Stesi 156 est un artiste graffeur né en région parisienne en 1979. Il découvre le graffiti à l’âge de 16 ans, au milieu des années 1990, et se concentre alors sur les tags et les flops qu’il exécute en plein jour dans la rue. Il choisit Stesi comme blaze, parce qu’il aime l'enchaînement de lettres que son nom génère et parce qu’il sent rapidement la possibilité que ce nom lui offre de travailler une écriture spontanée.

Comme de nombreux graffeurs, en effet, Stesi est un vandale.

Il peint sans autorisation, ce qui l’oblige à travailler sous la contrainte, pour exécuter des pièces en un minimum de temps tout en s’adaptant au mieux au cadre qui l’entoure.

Les conditions particulières que ce genre de création lui offre le fascinent à un tel point qu'il se laisse prendre au jeu. Peu à peu, il pousse la barre vers le haut, jusqu’à un niveau qui se prête à des parallèles avec ces formes d’écritures automatiques qui, d’André Breton à Max Ernst, abonde dans l’univers des Surréalistes.

Tout comme eux, d’ailleurs, Stesi n’accorde pas beaucoup d’importance aux esquisses et aux études préliminaires. Ce qu’il recherche est plutôt la surprise face à la découverte de l'œuvre finie.
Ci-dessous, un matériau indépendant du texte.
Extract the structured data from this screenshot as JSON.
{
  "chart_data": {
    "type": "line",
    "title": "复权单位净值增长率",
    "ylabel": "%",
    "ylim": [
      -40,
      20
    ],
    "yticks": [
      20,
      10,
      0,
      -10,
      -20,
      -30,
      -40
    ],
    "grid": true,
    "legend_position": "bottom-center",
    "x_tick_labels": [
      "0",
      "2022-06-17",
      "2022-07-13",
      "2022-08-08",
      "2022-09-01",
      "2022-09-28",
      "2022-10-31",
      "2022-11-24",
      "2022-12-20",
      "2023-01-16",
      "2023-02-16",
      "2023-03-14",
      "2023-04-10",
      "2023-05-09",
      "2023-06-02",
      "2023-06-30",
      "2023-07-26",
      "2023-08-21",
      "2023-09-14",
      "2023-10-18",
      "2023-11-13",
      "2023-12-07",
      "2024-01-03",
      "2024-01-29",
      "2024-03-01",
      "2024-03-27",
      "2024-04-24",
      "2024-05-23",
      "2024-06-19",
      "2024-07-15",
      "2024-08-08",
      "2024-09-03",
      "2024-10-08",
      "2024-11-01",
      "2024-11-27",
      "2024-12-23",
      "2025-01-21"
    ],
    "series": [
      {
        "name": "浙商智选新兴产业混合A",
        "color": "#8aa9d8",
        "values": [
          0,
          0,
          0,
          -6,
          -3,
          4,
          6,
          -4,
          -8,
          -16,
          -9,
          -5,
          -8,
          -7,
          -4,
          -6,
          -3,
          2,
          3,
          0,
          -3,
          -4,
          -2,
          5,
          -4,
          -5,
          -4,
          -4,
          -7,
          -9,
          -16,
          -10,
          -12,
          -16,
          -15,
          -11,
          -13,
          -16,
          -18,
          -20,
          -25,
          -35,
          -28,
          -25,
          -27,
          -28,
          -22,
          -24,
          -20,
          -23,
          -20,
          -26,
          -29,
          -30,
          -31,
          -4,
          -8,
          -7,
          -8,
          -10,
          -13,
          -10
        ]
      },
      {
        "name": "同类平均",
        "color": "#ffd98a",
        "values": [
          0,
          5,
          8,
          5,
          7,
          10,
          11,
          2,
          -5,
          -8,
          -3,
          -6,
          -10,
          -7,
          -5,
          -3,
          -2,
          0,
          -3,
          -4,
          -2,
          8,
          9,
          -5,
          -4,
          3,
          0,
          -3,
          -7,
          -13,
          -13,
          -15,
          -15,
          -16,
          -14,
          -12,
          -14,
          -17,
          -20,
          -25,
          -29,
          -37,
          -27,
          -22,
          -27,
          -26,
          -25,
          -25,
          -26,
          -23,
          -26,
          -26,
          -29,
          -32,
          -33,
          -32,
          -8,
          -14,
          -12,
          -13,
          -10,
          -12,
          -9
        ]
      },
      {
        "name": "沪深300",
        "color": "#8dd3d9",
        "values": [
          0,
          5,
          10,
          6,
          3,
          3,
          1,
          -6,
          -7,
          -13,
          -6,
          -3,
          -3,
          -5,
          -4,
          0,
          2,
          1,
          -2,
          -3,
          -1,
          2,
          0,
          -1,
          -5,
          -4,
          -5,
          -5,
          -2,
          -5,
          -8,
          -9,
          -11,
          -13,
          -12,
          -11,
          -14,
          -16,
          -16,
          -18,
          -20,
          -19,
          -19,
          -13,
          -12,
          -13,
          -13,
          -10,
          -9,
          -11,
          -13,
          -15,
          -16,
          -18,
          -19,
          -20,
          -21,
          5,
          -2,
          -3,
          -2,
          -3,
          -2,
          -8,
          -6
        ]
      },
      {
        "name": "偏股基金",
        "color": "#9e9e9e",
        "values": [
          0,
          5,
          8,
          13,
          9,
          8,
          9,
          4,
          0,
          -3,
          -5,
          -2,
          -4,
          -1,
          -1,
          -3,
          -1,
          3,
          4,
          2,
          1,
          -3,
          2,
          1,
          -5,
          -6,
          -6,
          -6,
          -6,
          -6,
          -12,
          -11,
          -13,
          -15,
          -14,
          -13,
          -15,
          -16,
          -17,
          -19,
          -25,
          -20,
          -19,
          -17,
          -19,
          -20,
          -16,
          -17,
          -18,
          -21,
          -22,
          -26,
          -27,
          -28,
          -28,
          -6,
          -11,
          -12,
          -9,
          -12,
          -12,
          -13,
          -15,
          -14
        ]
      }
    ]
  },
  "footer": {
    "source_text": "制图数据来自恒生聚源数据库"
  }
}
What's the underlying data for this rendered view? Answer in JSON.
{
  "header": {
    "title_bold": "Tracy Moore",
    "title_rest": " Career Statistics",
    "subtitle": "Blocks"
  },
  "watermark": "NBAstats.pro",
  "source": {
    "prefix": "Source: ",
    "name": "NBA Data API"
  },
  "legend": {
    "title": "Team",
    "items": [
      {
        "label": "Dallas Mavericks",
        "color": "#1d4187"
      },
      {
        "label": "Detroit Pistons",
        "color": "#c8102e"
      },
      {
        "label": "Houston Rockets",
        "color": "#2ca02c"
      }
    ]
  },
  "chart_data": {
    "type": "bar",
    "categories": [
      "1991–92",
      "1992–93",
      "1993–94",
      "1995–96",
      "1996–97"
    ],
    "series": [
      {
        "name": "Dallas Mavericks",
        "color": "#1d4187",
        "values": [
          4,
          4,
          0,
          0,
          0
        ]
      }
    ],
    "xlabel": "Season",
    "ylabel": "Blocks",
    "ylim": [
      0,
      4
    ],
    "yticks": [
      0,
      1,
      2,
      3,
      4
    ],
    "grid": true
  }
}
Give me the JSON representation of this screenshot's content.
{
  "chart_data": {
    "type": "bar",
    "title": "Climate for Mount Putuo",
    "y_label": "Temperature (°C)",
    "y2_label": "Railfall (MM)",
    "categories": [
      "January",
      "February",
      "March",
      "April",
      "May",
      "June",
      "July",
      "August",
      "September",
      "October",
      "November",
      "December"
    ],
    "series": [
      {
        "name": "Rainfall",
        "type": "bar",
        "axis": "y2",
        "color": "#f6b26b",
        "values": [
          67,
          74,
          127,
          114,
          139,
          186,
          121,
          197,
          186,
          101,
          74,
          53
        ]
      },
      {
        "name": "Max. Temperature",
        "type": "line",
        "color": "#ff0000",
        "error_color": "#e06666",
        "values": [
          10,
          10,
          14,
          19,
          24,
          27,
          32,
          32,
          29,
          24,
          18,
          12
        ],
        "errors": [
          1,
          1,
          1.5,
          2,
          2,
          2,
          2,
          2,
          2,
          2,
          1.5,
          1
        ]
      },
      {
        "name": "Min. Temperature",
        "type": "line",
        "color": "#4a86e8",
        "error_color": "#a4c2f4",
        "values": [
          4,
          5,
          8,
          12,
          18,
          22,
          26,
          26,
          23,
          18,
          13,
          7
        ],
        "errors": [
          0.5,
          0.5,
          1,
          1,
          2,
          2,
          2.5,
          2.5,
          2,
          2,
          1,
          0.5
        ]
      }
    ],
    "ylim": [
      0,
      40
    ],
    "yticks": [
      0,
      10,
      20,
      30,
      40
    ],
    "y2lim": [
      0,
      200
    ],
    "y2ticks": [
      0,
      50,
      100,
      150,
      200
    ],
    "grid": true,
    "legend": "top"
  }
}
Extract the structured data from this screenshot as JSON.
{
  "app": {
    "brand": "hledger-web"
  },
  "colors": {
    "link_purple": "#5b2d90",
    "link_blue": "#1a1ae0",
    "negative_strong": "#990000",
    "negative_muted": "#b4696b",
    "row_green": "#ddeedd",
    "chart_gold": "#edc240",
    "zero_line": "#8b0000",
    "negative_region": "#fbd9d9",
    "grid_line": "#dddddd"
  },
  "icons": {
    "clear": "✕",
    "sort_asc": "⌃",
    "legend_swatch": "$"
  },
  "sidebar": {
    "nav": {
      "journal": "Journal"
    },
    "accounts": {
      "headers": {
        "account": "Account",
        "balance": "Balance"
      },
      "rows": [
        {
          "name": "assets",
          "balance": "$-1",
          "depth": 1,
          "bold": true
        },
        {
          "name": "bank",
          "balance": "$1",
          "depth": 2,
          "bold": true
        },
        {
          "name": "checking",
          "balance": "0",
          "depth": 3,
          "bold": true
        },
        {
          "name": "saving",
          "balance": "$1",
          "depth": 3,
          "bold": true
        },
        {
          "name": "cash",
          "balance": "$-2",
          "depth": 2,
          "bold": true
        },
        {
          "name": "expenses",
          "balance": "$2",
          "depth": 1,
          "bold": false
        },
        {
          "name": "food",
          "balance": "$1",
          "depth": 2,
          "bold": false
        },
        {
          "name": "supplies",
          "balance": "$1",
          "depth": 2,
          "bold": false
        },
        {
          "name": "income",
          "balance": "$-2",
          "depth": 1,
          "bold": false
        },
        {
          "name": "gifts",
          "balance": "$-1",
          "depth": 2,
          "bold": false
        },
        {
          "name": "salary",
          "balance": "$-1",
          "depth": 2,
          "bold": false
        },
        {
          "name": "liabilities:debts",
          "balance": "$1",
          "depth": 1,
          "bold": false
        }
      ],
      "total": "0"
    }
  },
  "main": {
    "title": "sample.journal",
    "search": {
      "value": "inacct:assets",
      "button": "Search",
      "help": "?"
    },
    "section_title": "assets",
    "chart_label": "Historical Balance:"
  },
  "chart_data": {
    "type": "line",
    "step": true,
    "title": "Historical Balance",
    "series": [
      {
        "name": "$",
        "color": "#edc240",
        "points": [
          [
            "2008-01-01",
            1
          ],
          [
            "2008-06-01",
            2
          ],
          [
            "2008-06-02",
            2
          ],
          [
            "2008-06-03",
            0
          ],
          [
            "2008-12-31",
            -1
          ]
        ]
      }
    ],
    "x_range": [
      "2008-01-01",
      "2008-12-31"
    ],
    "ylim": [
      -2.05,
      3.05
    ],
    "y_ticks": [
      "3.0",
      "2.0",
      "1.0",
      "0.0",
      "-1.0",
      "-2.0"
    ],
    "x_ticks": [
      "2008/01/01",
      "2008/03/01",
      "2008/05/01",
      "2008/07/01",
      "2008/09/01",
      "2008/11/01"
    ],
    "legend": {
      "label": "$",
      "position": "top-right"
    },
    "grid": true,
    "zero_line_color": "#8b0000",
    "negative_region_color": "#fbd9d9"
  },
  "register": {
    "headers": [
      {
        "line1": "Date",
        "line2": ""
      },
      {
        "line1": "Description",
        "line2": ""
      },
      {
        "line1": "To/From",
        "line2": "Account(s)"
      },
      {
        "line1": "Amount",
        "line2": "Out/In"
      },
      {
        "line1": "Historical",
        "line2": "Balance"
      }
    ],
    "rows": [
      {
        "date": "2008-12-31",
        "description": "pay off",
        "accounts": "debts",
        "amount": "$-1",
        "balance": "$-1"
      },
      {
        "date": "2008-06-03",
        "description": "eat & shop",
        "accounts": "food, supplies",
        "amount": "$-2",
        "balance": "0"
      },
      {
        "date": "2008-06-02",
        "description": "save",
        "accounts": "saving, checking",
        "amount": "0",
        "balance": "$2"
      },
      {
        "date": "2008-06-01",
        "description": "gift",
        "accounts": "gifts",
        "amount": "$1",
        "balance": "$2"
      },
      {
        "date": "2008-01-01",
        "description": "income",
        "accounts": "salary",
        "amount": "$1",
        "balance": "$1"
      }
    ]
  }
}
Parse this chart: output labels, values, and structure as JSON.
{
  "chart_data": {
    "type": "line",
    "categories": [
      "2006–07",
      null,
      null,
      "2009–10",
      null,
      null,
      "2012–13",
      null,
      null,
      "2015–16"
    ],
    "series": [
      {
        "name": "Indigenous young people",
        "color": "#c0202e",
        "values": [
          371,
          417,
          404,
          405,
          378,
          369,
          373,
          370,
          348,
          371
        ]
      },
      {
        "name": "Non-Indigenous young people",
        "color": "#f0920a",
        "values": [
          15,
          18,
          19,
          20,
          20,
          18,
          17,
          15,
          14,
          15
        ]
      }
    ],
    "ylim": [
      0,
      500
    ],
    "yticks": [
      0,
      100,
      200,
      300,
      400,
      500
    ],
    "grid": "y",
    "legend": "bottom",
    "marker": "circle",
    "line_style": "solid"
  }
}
Sa découverte de la calligraphie arabe, à laquelle il s’essaye en autodidacte, représente une autre étape importante dans son parcours.

C’est à ce stade que sa peinture organique évolue et intègre les effets et les mouvements dictés au corps par cet art de l’arabesque, dans une voie similaire à celle suivie par des artistes comme Dado et HR Giger.

Tout comme Jonone, Stesi se confronte au travail sur toile, où il développe un univers abstrait dans lequel des motifs variés comme le patchwork et le camouflage s’alternent et se mélangent avec des références à l’art de Roberto Matta Echaurren, Hassan Massoudy et Jackson Pollock.

La bombe aérosol reste centrale dans sa pratique, mais d’autres matériaux, comme les pastels à l’huile, les marqueurs et les encres viennent enrichir son style qui évolue et se dirige vers des formes organiques et bio-mécaniques, qui lui garantissent une homogénéité et une uniformité qu’il considère comme essentielles.

Sa capacité à maîtriser son geste n’est pas un hasard, mais le fruit de l’assiduité avec laquelle Stesi se consacre à la peinture depuis presque trente ans. En 2017, il investit le M.U.R. Oberkampf, mais ses pièces dans la rue se comptent par milliers. Une bonne partie de celles-ci - environ 300 - Stesi les réalise sur des camions de marché, un support roulant qu’il affectionne en raison de son côté imposant et de la visibilité qu’il garantit.

Être aussi prolifique ne lui a pas seulement permis d’aiguiser un geste rapide et précis, mais lui a aussi valu la reconnaissance de ses pairs. S’il a collaboré avec des kings newyorkais comme Quik et Cope2, Stesi aime rappeler l’invitation reçue en 2018 directement de Meo (RIP) pour intégrer le COP crew ou encore celle plus récente de Psyckoze à rejoindre les 156 All Starz, un crew de renom qu’il considère comme une référence depuis son adolescence.